Lovro Ščrbec

Personal information
- Full name: Lovro Ščrbec
- Date of birth: 30 January 1990 (age 35)
- Place of birth: Zagreb, SR Croatia, SFR Yugoslavia
- Height: 1.77 m (5 ft 10 in)
- Position(s): Forward

Team information
- Current team: NK Lukavec

Youth career
- 1999–2006: Dinamo Zagreb
- 2006–2008: Zagreb
- 2008–2009: Nacional

Senior career*
- Years: Team / Apps / (Gls)
- 2008–2009: Nacional / 0 / (0)
- 2009–2011: Rudeš / 37 / (14)
- 2011–2012: Lokomotiva / 11 / (1)
- 2012–2013: Gorica / 25 / (8)
- 2013–2016: Rudeš / 84 / (9)
- 2016–2017: Vinogradar
- 2017: SV Buch/St.
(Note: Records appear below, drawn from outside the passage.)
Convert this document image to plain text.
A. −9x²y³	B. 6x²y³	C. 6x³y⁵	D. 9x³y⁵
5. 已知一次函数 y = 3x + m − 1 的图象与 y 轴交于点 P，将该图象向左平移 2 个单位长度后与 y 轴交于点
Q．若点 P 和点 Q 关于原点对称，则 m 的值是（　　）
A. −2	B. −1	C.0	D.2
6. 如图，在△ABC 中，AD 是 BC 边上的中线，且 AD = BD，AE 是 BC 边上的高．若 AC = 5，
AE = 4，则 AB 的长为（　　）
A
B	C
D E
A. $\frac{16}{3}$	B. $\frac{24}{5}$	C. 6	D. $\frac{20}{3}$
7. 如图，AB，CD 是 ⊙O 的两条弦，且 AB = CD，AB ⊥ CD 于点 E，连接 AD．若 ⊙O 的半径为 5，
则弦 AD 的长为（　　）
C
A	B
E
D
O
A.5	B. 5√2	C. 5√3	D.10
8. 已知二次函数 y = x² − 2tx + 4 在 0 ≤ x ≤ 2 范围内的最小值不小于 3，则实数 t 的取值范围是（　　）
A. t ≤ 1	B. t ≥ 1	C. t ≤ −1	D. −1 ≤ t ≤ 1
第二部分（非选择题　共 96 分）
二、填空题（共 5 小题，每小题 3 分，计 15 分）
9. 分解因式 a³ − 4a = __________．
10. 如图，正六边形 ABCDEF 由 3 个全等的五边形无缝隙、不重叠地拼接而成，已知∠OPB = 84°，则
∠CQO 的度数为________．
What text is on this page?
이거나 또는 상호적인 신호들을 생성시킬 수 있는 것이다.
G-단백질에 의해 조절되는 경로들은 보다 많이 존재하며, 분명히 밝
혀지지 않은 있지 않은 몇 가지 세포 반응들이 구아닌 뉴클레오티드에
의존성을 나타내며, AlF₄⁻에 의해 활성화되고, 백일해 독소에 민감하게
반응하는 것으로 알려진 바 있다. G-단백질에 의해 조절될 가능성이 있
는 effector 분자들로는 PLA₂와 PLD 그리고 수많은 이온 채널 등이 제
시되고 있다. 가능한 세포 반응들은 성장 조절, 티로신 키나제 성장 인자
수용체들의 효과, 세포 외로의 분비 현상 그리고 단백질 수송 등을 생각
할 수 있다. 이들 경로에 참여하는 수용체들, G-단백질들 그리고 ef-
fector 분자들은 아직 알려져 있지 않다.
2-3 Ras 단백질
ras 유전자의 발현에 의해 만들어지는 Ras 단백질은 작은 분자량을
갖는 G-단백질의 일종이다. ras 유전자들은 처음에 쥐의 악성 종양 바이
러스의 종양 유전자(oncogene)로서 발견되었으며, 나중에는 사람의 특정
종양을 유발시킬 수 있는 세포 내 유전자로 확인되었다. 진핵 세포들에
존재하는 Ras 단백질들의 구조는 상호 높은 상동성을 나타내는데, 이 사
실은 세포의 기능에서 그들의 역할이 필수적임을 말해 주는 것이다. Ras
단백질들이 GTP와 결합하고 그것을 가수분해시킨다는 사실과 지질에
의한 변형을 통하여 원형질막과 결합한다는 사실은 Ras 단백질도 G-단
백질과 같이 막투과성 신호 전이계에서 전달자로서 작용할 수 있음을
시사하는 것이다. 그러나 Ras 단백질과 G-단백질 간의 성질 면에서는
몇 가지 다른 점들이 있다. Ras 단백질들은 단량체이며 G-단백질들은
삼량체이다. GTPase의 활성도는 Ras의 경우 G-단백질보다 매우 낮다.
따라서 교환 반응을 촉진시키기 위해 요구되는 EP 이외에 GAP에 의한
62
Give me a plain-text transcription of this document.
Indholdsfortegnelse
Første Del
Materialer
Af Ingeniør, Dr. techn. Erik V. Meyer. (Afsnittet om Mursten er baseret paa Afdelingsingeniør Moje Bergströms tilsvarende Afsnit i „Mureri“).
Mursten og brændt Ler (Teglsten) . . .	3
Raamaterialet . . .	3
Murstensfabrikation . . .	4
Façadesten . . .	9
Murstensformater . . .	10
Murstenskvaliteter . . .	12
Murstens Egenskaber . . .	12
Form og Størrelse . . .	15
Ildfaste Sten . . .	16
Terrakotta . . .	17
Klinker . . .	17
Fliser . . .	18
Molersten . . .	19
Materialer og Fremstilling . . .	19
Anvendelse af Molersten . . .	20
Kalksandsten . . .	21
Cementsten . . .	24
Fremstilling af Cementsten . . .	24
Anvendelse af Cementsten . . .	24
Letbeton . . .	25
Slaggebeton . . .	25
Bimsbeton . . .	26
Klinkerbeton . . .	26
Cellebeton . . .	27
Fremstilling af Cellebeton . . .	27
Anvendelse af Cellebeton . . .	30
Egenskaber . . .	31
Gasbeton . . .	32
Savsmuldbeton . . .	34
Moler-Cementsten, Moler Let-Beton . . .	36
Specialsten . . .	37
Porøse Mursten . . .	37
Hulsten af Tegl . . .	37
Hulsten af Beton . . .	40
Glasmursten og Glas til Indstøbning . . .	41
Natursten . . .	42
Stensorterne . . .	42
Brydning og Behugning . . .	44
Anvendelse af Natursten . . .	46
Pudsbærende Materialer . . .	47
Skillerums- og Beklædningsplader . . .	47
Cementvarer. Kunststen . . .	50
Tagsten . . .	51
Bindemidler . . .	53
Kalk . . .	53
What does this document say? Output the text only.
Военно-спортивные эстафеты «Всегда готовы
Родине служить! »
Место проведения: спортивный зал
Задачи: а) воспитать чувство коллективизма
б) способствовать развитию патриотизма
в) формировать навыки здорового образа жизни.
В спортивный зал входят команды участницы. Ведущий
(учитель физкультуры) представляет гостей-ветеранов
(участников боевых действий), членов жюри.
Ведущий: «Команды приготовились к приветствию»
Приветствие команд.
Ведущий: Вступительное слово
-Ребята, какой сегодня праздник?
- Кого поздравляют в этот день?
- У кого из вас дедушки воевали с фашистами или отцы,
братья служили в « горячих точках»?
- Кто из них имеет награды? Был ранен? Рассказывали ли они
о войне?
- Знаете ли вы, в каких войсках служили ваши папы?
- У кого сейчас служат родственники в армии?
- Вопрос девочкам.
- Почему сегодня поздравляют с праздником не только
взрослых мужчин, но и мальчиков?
Magdalena / 13 / (9)
- 2017–2019: SC Kemeten / 38 / (20)
- 2019: Zelina
- 2019–: NK Lukavec

International career
- 2005: Croatia U-15 / 2 / (0)
- 2005–2006: Croatia U-16 / 10 / (2)
- 2006: Croatia U-17 / 8 / (3)
- 2008: Croatia U-18 / 4 / (0)

= Lovro Šćrbec =

Croatian footballer

Lovro Ščrbec (born 30 January 1990) is a Croatian football forward, currently playing for NK Lukavec.

==Club career==
Lovro Ščrbec was one of the best players in Croatian U-18 national team. In the 2006–07 season with cadets team of NK Zagreb he was Champion of Croatia. Thanks to his excellent season in Croatian Cadets Championship together with his younger brother Filip Šćrbec he was invited in training center of Italian football giant Milan, where he has had successful trial (test games), but because of problems for getting EU visa for younger than 18 years, he had to return to Croatia. He later had a spell in the Austrian lower leagues.

==Personal life==
His younger brother Filip plays for Vinogradar.